Edwina Barvosa, PhD
Associate Professor of Social and Political Theory in the Department of Chicana/o Studies at UC Santa Barbara
2014 Roundtable on Latina Feminism
“The Mestiza Way & Social Change: Political Selfcraft in an Age of Implicit Bias”
ABSTRACT
Contemporary analyses of racial, ethnic, and gender hierarchies, as well as other social inequities, often focus on the structural elements that sustain persistent inequalities. While such structural analyses shed considerable light on how and why racism and other systems of inequity persist, evidence has also mounted that the persistence of social inequities can be also significantly traced to unconscious perspectives or “implicit bias” that can shape thought and action without conscious awareness, and thereby produce superficially elusive yet strong societal impacts. Implicit bias can be detected in individuals through various diagnostic tools, but there remains much to be learnt regarding how implicit biases can be faced and resolved as a practical measure toward social justice.
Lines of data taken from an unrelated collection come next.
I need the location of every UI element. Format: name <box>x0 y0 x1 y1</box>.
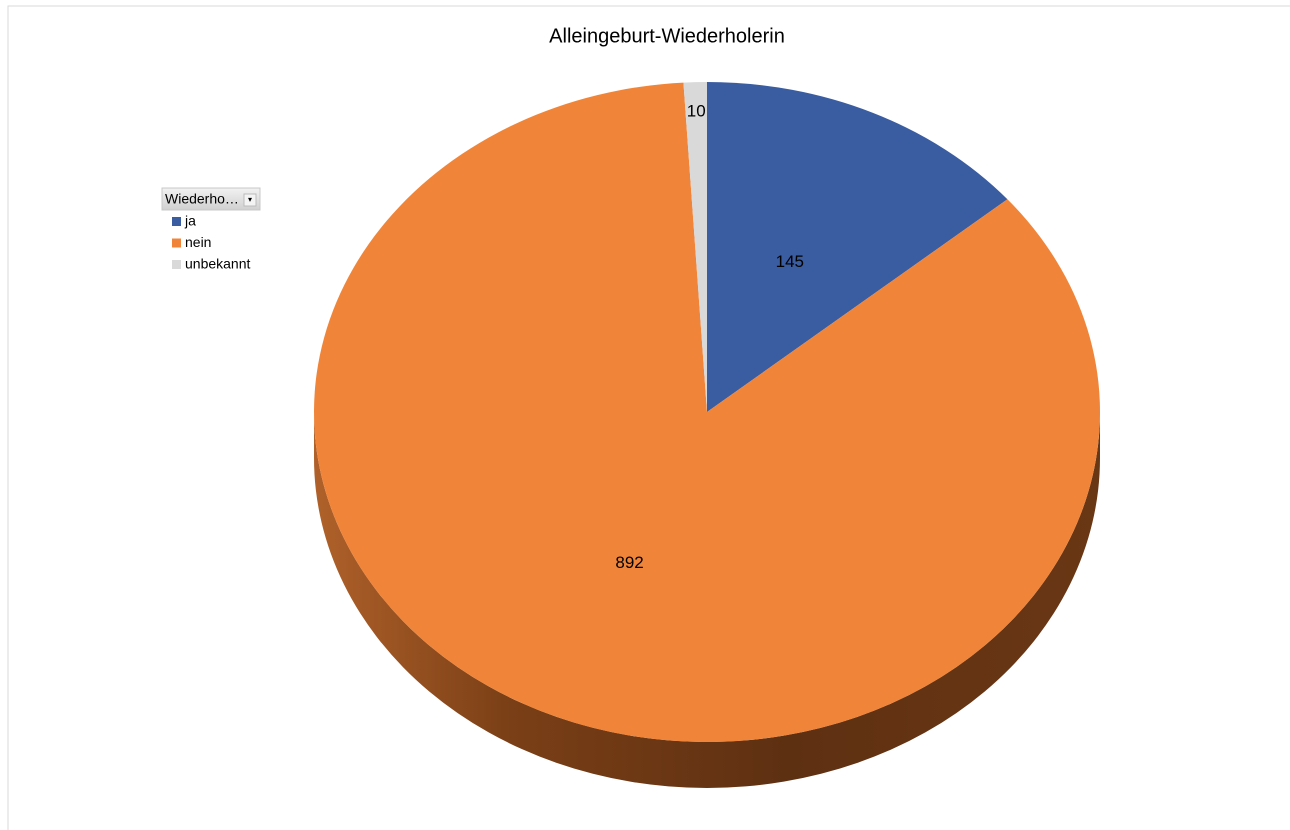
pie-slice <box>314 82 1100 742</box>
legend-label: ja <box>184 213 196 229</box>
legend-swatch <box>172 260 181 269</box>
data-label: 892 <box>615 553 643 572</box>
legend-swatch <box>172 238 181 248</box>
filter-icon: ▾ <box>248 195 252 204</box>
data-label: 145 <box>776 252 804 271</box>
chart-title: Alleingeburt-Wiederholerin <box>549 25 785 47</box>
pie-slice <box>707 82 1008 412</box>
legend-filter-button[interactable] <box>243 193 257 207</box>
legend-swatch <box>172 217 181 226</box>
legend-label: nein <box>185 234 211 250</box>
legend-label: unbekannt <box>185 256 251 272</box>
pie-slice <box>683 82 707 412</box>
chart-border <box>7 5 1290 830</box>
data-label: 10 <box>687 101 706 120</box>
legend-header <box>161 187 261 211</box>
legend-title: Wiederho… <box>165 191 239 207</box>
legend: Wiederho… ▾ ja nein unbekannt <box>161 187 261 272</box>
In this presentation, Edwina Barvosa discusses how Latina feminist thought—and particularly the work of Gloria Anzaldúa—can shed light on how forms of selfcraft can play an important role in helping us to resolve unconscious biases in ourselves, and also help us to generate productive contexts in which many may fully face and transform their own unconscious prejudices.
BIOGRAPHY
Edwina Barvosa is an associate professor of social and political theory in the Department of Chicana/o Studies at UC Santa Barbara where she is also faculty in Feminist Studies and affiliated faculty in political science. She is the author of Wealth of Selves: Multiple Identities, Mestiza Consciousness and the Subject of Politics (Rio Grande/Rio Bravo: Borderlands Culture & Traditions Series, Texas A&M University Press, 2008). She has published numerous essays on the political insights to be drawn from Chicana and Latina feminist thought, including publications in the journals Aztlán, Hypatia: A Journal of Feminist Philosophy, The Journal of Political Philosophy, Perspectives on Politics, and the Georgetown Journal of International Affairs. Her current research focuses on how the multiplicity of the self and implicit bias relate to the prospects for deepening democracy and enhancing social justice in the domains of science governance, LGBTQ civil rights, economic inequality, and criminal justice. She holds a Ph.D. in political science from Harvard University, and an MA from Cambridge.